В центре гостиной я остановился и осмотрелся. Здесь ничего не изменилось. Шторы были так же герметично задернуты, а комната погружена в полумрак. В ней витал тяжелый аромат благовоний, в углу стояло наргиле и сидел сам Осман-бей. У него был по-прежнему отвратительный вид.
– Приветствую вас, Бойд, – объявил он, улыбаясь одними губами. – Чем могу быть полезен?
– Селина, помогите Осман-бею подняться, – попросил я.
– Если это необходимо, я могу подняться и сам, – откликнулся он с достоинством. И вслед за этим встал.
Мне в глаза бросилась его бородка: она производила странное впечатление приклеенной, а в целом он, как и раньше, был похож на одного из тех больных, о которых обычно не говорят вслух.
– А сейчас, мистер Бойд, – воскликнул Осман-бей раздраженно, – может быть, вы скажете, почему я должен стоять перед вами, как слуга?
– Вчера вечером, отчитываясь перед вами, я сообщил вам, что Фрэнк Ломакс убежден, будто в его клуб меня прислал некто Корли. Вы тогда еще спросили: «Корли, кто этот Корли?» Помните?
– А почему я не должен помнить? Это вполне логично. Я прежде никогда о нем не слышал.
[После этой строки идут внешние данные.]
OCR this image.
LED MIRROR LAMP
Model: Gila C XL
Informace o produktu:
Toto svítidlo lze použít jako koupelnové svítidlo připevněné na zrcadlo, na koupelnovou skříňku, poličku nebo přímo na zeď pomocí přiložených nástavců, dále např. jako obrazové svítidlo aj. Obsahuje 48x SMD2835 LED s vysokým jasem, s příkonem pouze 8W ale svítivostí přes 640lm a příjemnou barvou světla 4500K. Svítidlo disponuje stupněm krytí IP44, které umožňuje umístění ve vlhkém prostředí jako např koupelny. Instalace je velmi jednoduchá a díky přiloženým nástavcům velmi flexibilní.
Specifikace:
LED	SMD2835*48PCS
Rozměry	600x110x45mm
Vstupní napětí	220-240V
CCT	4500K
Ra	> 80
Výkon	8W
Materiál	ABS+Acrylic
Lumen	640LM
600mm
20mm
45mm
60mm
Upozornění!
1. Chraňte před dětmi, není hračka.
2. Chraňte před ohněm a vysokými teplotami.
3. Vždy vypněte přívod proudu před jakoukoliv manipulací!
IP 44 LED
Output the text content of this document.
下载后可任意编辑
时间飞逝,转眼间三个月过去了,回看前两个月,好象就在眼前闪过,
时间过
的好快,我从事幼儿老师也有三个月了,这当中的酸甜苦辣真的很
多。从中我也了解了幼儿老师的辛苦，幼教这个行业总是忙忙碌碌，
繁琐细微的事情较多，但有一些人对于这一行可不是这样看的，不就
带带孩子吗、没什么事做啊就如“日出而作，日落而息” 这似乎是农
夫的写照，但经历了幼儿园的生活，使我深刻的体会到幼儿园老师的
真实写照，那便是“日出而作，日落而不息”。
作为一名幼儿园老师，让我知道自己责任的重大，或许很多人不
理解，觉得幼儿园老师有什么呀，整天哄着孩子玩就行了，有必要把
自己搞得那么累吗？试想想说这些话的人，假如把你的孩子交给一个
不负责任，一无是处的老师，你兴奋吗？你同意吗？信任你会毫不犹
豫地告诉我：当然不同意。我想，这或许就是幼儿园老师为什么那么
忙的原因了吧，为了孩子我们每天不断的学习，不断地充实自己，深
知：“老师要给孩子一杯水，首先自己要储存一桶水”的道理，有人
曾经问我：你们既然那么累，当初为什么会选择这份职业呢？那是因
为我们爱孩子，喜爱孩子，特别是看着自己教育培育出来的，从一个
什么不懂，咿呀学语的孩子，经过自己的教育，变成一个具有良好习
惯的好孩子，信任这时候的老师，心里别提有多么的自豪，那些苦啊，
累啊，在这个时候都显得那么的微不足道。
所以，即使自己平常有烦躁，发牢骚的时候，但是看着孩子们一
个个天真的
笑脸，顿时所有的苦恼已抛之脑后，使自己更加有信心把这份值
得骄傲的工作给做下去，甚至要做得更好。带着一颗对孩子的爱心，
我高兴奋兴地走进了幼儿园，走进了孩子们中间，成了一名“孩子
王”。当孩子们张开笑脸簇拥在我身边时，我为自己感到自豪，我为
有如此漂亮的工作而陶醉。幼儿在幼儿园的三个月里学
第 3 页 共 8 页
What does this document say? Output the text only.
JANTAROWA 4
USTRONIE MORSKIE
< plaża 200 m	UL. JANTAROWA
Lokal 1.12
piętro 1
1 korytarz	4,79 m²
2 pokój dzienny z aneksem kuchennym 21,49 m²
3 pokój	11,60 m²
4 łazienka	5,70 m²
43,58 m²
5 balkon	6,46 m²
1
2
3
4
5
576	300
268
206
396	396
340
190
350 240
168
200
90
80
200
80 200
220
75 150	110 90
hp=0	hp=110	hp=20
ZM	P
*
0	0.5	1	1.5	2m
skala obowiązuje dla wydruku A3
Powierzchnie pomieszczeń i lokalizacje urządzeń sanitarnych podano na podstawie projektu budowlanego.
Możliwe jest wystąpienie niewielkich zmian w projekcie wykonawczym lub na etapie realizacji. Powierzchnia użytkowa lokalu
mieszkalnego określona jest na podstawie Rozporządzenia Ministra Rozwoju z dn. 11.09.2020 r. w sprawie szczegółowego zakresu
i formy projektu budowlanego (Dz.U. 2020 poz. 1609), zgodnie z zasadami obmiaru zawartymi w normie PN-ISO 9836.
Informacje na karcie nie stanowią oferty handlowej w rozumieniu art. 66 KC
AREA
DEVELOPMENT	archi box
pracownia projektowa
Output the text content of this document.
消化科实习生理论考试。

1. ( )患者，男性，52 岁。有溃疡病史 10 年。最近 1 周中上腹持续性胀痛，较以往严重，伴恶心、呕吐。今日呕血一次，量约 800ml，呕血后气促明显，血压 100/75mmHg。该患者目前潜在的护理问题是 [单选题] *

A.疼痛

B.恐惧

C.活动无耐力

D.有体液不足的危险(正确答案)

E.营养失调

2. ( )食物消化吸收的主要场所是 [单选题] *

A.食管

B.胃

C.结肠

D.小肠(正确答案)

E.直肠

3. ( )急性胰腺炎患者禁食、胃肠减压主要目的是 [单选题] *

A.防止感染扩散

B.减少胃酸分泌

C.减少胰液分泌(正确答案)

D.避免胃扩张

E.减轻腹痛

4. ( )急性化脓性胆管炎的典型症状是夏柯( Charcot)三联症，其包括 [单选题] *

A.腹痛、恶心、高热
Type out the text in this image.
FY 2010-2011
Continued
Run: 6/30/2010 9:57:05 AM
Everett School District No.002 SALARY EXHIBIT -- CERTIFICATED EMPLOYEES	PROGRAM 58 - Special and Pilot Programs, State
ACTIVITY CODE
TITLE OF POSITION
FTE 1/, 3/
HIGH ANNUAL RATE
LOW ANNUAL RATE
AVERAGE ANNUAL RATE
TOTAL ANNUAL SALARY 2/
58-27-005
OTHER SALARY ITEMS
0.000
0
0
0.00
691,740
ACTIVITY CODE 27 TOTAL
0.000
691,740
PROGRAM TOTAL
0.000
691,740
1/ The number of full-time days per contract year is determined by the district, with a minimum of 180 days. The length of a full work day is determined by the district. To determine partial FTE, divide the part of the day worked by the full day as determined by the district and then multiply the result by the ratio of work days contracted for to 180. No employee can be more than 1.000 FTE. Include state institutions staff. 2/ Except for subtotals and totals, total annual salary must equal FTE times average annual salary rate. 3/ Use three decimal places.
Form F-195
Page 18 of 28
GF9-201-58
– Это владелец галереи на Второй авеню, – пояснил я печально. – Уже много лет он покупает вам товары. Я даже видел ваши счета в его бюро.
– А! – воскликнул он, хлопнув себя по лбу. – Вы именно об этом Корли говорили?
– Да, об этом Корли, но не об этом Осман-бее.
Возможно, в мой первый визит его бородка и была приклеена плохим клеем. Но на этот раз она держалась на редкость крепко, потому что, когда я начал ее отдирать, он завопил от боли. Другой рукой я вцепился в длинные патлы и вдруг обнаружил, что оскальпировал его. Под черным париком оказались седые волосы, остриженные под ежик.
– Надеюсь, вы сможете мне объяснить этот костюмированный бал, мистер Мюрад, – потребовал я. – И лучше, если ваша история будет правдивой.
– Хорошо, – согласился он.
Его руки нырнули под голубую шелковую рубашку, некоторое время там покопошились, и тут же его живот исчез. К моим ногам шлепнулась резиновая надувная подушка. Потом он засунул пальцы в рот, и щеки его опали без пластмассовых тампонов. Спина выпрямилась, и метаморфоза свершилась: Осман-бей исчез, появился Абдул Мюрад.
– Мне очень жаль, что пришлось вас обманывать, мистер Бойд, – произнес он. – Надеюсь, вы примете мои извинения.
– Если вам удастся меня убедить, что у вас были для этого достаточно весомые мотивы, я приму ваши извинения с удовольствием, мистер Мюрад, – отозвался я сухо. – Если нет, с не меньшим удовольствием набью вам морду.